Politics, at its most basic level, is about the allocation of scarce resources. “Scarce”, because, if there were no shortages of anything, there would be no need for politics, or work, or any other form of economic activity. When we elect politicians, the basic job we ask them to do is to take a limited amount of money, and allocate it in the way most likely to promote good outcomes for everybody in society. Nearly all of our debates come down to this question: Should we spend more money on roads, or hire more nurses? Should we drill for more oil, or leave it in the ground? Should we spend hundreds of millions on tampons, or leave that up to every individual?

If providing free tampons or towels or pads had no cost, there’d be no issue with this policy. But it does have a cost, and therefore it’s fair to ask if spending this money this way is necessary, or wise.

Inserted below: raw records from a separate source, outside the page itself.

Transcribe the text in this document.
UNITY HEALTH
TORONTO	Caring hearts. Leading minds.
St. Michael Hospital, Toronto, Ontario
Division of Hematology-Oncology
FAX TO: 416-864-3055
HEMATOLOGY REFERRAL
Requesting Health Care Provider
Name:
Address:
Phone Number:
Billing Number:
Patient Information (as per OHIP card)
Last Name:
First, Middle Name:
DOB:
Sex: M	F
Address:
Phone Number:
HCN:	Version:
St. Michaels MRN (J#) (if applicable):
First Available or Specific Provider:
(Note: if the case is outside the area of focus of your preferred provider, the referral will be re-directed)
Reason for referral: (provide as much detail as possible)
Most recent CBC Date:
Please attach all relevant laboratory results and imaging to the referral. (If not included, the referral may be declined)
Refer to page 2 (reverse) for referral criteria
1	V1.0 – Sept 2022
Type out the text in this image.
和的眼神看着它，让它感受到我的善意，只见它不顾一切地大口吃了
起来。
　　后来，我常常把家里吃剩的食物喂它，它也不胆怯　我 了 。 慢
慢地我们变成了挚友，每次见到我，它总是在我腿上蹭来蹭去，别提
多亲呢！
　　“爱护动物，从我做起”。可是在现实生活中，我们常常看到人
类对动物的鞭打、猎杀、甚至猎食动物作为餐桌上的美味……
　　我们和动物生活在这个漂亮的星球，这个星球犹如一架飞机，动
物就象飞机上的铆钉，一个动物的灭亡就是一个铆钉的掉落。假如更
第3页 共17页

That doesn’t mean, by the way, giving it back to people as a tax cut. There are a great many services for women that need more money – domestic violence shelters, support for mothers and families in poverty, schemes to promote female entrepreneurship, and so on.

As it is, though, Fianna Fáil wants to take the money and spend it making period products free, despite the fact that the overwhelming majority of women can, and do, afford them with little difficulty.

The name of the campaign – “About Bloody Time”, isn’t exactly calibrated to appeal to the average woman, either. Don’t believe me? Try making that joke to an actual normal woman some day, and see how she looks at you.

But this kind of language, of course – crass, kind of aggressive, real-talk about bodily functions – does appeal disproportionately to a certain kind of young, left wing voter. The kinds of people who get very exercised about trans rights and abortion and that sort of thing.

The point of this legislation, in actual fact, is not to solve any real problem in society that’s in urgent need of addressing. It is, in fact, to spend public money to send a signal to a voter group that Fianna Fáil has been unsuccessfully pursuing for over a decade.

It hasn’t worked so far, and it’s not going to work this time, either. Mr. Martin is smart enough to realise this himself, if he spent more than five minutes thinking about it. The most he’ll get is a passing word of triumph from Una Mullally in the Irish Times, before she goes back to kicking him, and the patriarchy, up the backside.